Often described as a “comic book come to life,” CHIKARA is professional wrestling as performance art, and if using boundary-shattering creativity as a metric, then CHIKARA has found success well beyond what its humble following indicates. The Philadelphia-based troupe tours the U.S. and U.K., but their zany, vibrant, and gender-blind take on the all-too-often misogynistic world of pro-wrestling has earned them a global fan base. Founder and director Mike Quackenbush weaves layered, nuanced stories throughout CHIKARA’s live events – some that resolve quickly, others playing out over years or “seasons” of the show. Much like Laliberté and company transformed big top circus acts into magical fairytales, Quackenbush has evolved the grunt and groan game into a superhero spectacle.
“Just prior to the first CHIKARA event, I saw [Cirque’s] La Nouba in Orlando… and I say this free of hyperbole: it changed my life,” Quackenbush offers. “I saw a circus when I was just a kid. I had certain notions about what ‘circus’ meant, and then I saw this gorgeous reinvention of that notion. It was so far removed from my personal definition of ‘circus’ that it was basically a new concept unto itself.”
Since then, Quackenbush says he’s seen more than a dozen Cirque du Soleil shows and remains an ardent fan of the group. “In some form or fashion, I want to be nourished by live performance. I always take that away from a Cirque show. It nourishes the soul, it excites my imagination, it renews my sense of wonder in the world. I try to go at least once a year. It serves as a really salient reminder of what I want to give to CHIKARA’s audience. Imagination. Wonder. Joy.”

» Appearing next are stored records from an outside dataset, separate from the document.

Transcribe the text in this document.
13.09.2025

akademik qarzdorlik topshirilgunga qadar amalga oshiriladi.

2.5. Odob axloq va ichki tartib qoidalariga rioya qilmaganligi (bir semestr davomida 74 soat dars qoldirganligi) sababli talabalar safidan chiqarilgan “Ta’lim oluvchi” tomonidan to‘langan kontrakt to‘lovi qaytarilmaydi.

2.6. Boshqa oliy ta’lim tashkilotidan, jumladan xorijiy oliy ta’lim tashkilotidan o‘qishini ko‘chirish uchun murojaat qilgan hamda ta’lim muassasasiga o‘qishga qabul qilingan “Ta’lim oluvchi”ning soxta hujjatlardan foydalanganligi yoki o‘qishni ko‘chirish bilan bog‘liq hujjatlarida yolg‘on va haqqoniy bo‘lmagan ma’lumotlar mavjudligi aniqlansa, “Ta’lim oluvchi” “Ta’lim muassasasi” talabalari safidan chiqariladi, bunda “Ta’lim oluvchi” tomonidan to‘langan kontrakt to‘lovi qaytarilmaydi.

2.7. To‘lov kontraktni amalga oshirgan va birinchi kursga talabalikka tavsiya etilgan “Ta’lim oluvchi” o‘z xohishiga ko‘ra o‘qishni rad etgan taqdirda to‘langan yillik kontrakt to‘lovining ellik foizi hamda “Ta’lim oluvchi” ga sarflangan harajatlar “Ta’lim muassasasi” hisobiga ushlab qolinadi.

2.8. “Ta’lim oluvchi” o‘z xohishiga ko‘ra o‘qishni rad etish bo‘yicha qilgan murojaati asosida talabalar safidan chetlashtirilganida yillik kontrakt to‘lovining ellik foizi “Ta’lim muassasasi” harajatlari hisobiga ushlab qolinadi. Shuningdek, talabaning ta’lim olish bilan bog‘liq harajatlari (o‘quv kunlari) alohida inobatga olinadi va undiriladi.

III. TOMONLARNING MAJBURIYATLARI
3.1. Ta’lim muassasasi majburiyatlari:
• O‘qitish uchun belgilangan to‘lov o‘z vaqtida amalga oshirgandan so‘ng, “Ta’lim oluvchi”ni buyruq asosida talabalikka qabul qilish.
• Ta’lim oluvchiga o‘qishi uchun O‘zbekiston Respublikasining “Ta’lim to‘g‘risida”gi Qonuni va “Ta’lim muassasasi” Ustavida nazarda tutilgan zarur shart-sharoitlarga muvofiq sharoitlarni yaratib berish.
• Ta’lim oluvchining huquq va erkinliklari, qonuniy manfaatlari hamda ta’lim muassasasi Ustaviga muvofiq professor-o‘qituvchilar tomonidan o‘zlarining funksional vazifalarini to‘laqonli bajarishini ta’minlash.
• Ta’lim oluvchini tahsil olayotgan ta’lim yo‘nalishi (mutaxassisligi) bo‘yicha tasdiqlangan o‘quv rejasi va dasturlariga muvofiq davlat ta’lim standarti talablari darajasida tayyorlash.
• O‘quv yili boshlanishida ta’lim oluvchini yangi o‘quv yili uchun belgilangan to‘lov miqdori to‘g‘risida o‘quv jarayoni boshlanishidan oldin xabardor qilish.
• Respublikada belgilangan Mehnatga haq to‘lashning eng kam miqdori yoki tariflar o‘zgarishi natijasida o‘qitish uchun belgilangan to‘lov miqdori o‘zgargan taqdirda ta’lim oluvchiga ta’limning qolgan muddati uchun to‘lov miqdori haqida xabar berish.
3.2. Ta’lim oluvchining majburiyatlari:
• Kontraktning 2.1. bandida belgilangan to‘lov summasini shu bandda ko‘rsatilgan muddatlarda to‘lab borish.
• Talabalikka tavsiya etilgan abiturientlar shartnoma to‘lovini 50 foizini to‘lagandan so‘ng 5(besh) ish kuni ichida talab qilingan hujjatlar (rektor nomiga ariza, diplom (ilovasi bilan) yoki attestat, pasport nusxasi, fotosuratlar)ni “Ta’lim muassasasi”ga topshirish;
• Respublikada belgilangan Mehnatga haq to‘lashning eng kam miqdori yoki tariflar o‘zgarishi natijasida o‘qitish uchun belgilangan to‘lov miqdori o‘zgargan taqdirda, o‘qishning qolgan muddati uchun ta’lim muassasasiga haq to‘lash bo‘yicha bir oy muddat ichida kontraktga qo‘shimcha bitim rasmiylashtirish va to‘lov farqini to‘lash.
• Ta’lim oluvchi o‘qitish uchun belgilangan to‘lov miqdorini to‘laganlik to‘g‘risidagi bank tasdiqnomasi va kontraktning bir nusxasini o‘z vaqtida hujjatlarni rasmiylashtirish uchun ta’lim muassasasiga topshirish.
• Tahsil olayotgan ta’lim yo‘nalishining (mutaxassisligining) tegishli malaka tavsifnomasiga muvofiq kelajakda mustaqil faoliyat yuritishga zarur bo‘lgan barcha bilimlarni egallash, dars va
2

The spirit of Cirque du Soleil has obviously shaped CHIKARA, which, more than any other organization in the game, has tried to elevate the art form from its humble, street-level roots.
“My parents could not mask their contempt for the circus. In their minds, these were carnies and gypsies that didn’t care for the animals and ran crooked games of skill. You only have to set foot in Cirque’s Grand Chapiteau to have those ideas erased from your brain,” Quackenbush adds.
Last year, Cirque du Soleil generated an estimated $800 million in ticket revenue, while CHIKARA is nowhere near that level of dominance. But in their tiny training center, The Wrestle Factory, the same sparks of imagination and restless ambition manifest themselves amongst the muscular, masked performers and their mentor, the team’s mastermind.
“Cirque’s influence on CHIKARA runs deep. Right into our DNA,” Quackenbush says. “In some ways, we are distant cousins.”